There are eight common turf grasses in Texas: Common Bermuda, Hybrid Bermuda, St. Augustine, Centipede, Zoysia, Buffalo, Tall Fescue, and Rye (for over-seeding in the fall). The two most common turf grasses in Texas are common Bermuda and St. Augustine.
Each has its strengths and weaknesses. Howard Garrett summarized things saying, “Grasses should be selected on horticultural requirements. For example, large sunny areas that will have active use should be planted in common Bermuda grass or Buffalo grass. Shade, less used areas should be planted with St. Augustine. Buffalo grass should be chosen for areas that will not get much water. They Hybrid (Bermuda) Tiff grass should be used in areas that need a smooth highly refined surface. Rye grass and other winter grasses can be used to provide winter color and to eliminate early spring weed problems.
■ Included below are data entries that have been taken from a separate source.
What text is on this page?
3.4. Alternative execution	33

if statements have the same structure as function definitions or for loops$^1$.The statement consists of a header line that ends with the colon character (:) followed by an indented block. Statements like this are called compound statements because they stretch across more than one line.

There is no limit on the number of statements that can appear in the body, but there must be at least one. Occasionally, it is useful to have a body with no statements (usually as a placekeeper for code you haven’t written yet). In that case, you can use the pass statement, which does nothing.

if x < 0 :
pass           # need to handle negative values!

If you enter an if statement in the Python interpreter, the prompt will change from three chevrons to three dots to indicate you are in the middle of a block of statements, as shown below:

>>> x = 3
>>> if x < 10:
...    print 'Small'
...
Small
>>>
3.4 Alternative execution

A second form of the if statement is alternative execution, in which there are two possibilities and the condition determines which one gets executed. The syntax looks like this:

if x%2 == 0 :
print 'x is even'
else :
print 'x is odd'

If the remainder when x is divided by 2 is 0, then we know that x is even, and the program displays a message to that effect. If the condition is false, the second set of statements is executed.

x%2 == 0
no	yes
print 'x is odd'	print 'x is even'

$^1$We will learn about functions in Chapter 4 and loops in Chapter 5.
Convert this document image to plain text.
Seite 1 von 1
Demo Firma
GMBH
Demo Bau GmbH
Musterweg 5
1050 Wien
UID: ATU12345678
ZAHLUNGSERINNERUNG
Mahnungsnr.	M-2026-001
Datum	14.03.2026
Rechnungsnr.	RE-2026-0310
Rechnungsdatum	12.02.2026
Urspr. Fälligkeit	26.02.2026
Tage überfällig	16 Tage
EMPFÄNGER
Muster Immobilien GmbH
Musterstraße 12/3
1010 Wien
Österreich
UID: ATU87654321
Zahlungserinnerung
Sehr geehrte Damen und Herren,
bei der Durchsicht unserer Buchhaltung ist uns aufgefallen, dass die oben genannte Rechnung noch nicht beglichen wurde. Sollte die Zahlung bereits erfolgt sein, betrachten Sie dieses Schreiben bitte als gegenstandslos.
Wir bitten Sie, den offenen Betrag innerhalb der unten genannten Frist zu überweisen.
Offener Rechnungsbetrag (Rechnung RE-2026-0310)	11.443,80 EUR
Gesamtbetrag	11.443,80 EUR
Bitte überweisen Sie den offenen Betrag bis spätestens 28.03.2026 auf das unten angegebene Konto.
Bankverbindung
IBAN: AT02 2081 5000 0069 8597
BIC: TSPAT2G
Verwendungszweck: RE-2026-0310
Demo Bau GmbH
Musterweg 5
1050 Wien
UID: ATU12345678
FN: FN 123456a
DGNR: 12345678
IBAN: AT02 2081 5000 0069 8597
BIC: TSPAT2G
Winter grass used for over-seeding can also help speed soil improvement (Garrett’s Plants for Texas, p. 4).
Narrowing the comparison down to common Bermuda and St. Augustine, here is how they compare: 1.) Best adaptive: Common Bermuda – almost all regions. St Augustine – where temperatures do not fall below 15 degrees. 2.) Shade tolerance: Common Bermuda – Low, must have 8 to 10 hours of sunlight per day. St. Augustine – Good, but grows best in full sun. Requires at least 4 hours direct sunlight daily to hold its own, more to cover bare areas. 3.) Traffic tolerance: Bermuda – High. St. Augustine – Fair. 4.) Drought tolerance: Bermuda – Survives drought well, but must have adequate water to maintain color. St. Augustine – Fair (Neil Sperry’s Complete Guide to Texas Gardening, Second Edition, pp. 184-185). Neil Sperry writes of Common Bermuda – “Most widely grown lawn grass in Texas. Aggressive, can be invasive in flower, shrub and ground cover beds… more likely to cause allergy problems (from molds) than most other turf grasses. Among our most tolerant grasses to a variety of weed-killers” (ibid). He writes of St. Augustine – “very popular in South Texas… Able to crowd out Bermuda and other turf grasses when given good care” (ibid). It is also able to crowd out most weeds because its runners are above ground and grow like a vine on the ground surface and its height and large leaves tend to shade out other grasses.
Which is better? Overall, Bermuda is probably the hardiest if the area is not too shaded. However, they each have their strength and weaknesses. Some of the best lawns are actually a blend. This allows the strengths of each to offset the weaknesses of the other.
While visiting relatives, I listened to two men discussing the qualities of these two grasses, and which was better. I immediately thought about a spiritual application. Many argue over which preacher or church member is the best. The truth is: we each have different talents. One may be better at one task, and another better at a different task. In the church we should all use our talents and blend them together for the common cause, and the glory of God. Consider: “We have many members in one body, but all the members do not have the same function. Having then gifts differing according to the grace that is given us, let us use them: if prophesy, let us prophesy in proportion to our faith; or ministry, let us use it in our ministering; he who teaches, in teaching; he who exhorts, in exhortation; he who gives, with liberality; he who leads, with diligence; he who shows mercy, with cheerfulness” (Romans 12:4-8). “The body is not one member but many… and if they were all one member, where would the body be? But now indeed there are many members but one body. And the eye cannot say to the hand ‘I have no need of you’; nor again the head to the feet, ‘I have no need of you’” (1 Corinthians 12:14, 19-21). “As each one has received a gift, minister it to one another, as good stewards of the manifold grace of God. If anyone speaks, let him speak as the oracles of God. If anyone ministers, let him do it as with the ability which God supplies, that in all things God may be glorified through Jesus Christ…” (1 Peter 4:10-11).